I always felt blessed to have a multitude of talents and interest. I am not particularly amazing at any one thing, but I have the ability to do a plethora of things. Right now the top things I consider myself versed in is:
- Cooking (Baking cakes, sweets, anything delicious)
- Flying (shout out to the piper fans!)
- Painting and stained glass (art in general)
- Engineering (more so just science and aerospace studies specifically)
- Creative writing (obviously something I enjoy)
- Entrepreneurship (working specifically with my dads company Simpson Heating and Cooling)
Spoiler Alert, I am about to inform you all how I wish I didn’t have all these interests. I am quickly approaching a small milestone in my life. Graduating my undergrad in Mechatronics Engineering. That means it’s time to make some decisions. Where will I go next? Is it time to start searching for places to work? Go pursue a masters? Keep chasing that astronaut dream? I spent all summer foregoing fun activities in California just to study for the good ol’ GRE. I went through the entire Princeton review book! That was back in early August. Guess what, I haven’t even studied once since being home. I haven’t even looked at signing up for the exam. I am letting go.
I talked to many different professional people involved in the aerospace industry over the summer. Through conversations, I began formulating different companies I could work with or institutions I could study at. I found that some of these paths appeared to align better with my dreams as a young professional, much better than my summer host company. For example, I met Dr. Ilan Kroo at the AIAA forum in Atlanta. He is a professor of aeronautics and astronautics at Stanford. Dr. Kroo is always looking for new designs to advance the future of aviation. A mentor at my host company decried my thoughts of studying under Dr. Kroo. They said that Dr. Kroo is “too unrealistic, his ideas too radical”. It is obvious they never took the time to learn anything about me really. I am a person who enjoys exploring untouched areas of aviation and aerospace.
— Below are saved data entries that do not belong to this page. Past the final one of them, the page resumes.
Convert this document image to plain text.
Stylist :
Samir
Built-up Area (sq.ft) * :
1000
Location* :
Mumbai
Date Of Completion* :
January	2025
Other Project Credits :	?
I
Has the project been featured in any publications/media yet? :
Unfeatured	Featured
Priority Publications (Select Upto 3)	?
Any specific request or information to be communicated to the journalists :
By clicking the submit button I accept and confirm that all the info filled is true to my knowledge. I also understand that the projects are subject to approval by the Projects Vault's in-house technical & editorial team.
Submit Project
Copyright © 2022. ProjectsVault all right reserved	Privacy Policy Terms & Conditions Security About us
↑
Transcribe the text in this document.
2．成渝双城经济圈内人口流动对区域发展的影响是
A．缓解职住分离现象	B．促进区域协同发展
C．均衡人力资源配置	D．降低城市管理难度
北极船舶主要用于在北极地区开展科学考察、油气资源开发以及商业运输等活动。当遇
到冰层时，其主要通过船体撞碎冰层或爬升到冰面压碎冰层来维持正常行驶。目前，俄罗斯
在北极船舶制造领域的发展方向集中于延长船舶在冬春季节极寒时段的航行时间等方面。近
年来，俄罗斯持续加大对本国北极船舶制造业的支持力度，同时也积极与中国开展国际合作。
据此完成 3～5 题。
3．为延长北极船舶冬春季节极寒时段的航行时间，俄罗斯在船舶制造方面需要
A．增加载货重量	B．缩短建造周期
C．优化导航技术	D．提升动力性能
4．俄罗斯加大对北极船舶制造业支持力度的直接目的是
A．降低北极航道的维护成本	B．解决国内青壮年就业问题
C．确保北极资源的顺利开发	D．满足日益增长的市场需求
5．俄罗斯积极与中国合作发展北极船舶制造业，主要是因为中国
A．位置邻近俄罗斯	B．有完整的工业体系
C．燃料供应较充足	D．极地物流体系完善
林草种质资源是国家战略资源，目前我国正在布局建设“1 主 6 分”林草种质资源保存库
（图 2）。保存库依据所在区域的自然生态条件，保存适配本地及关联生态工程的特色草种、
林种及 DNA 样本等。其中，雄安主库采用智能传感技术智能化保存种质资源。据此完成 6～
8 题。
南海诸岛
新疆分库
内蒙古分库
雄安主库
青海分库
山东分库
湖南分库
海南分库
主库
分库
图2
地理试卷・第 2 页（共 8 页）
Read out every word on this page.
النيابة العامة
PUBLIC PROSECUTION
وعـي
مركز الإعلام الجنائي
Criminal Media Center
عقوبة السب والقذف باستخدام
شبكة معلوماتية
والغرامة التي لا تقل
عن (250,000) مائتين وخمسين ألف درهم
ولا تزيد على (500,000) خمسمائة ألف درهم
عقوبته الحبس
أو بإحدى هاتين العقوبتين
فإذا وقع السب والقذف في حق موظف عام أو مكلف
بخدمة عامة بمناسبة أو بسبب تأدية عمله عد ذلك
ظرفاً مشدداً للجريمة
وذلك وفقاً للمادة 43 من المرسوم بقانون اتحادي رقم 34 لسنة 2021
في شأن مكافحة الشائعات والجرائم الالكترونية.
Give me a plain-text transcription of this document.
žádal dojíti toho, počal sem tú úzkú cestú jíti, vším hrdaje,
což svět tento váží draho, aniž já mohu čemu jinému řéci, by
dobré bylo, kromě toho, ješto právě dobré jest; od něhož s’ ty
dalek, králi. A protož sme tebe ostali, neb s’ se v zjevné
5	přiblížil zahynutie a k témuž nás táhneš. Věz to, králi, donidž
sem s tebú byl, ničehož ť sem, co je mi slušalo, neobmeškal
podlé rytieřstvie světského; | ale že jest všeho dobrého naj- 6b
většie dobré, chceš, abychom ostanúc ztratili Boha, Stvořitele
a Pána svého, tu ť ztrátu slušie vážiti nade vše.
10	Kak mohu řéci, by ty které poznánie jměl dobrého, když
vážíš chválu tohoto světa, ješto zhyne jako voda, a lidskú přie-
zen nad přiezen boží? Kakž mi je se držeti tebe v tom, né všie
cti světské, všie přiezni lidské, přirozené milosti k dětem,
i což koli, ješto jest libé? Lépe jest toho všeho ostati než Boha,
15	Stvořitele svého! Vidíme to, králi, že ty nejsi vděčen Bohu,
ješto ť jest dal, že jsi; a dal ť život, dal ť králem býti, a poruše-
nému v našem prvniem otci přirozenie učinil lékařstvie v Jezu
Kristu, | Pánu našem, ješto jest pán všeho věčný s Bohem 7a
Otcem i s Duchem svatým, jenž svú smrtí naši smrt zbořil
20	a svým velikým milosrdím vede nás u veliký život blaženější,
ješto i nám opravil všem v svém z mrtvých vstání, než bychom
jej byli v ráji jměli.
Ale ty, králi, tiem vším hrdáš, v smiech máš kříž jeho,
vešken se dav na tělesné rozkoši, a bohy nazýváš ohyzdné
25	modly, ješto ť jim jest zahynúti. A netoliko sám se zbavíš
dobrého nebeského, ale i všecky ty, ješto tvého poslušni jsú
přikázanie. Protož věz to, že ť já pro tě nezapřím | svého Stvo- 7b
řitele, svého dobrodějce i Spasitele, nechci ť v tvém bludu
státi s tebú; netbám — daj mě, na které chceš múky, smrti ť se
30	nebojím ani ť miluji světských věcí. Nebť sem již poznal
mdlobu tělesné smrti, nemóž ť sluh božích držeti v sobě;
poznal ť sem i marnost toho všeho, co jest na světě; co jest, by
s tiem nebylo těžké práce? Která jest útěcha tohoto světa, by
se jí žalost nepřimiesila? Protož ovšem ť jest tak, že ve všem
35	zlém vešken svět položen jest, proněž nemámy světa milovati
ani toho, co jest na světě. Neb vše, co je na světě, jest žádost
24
Ilan Kroo with his glider model of the Zee Aero, now a part of Kitty Hawk.
That is just one of several examples of avenues I pictured for myself taking post graduation. Because I didn’t absolutely fall in love with my summer internship, I feel like it is unfair to keep trying to find what I do look in the professional industry of aerospace. It’s no longer just “me”, it has become “us”. Because of the different interests I have, it is easy for myself to say that I am just not picking the right interest to do for my life’s work. Maybe I am meant to be a cake designer, take over the family company, or sell my art. If I had just one talent, one main interest, I could say this is exactly what I am going to shoot for. This is what I am. Instead, this whole issue is a bit more debatable for myself.
In all essence of the matter though, I have to be flexible. For the fact that I am moving based on where my SO is going to be, it doesn’t allow me to choose anything right now. I couldn’t do things like open my own brick and mortar cake shop if I wanted to. Moving miles away to pursue further studies or advance in my career is far fetched too. At least right now anyways. I just have to wait and have to be patient. That is the hardest part for me. I like exploring, I like doing, I love achieving. It’s a roll of the dice where we will settle at this point in life, but when that location is determined, maybe then I can start trying again. I can start preparing to go back to school, open a business, or whatever my heart desires. In the mean time, you’ll find me pecking away slowly but surely at my senior year of college. At least this dream is getting accomplished♥ (no jinks allowed!)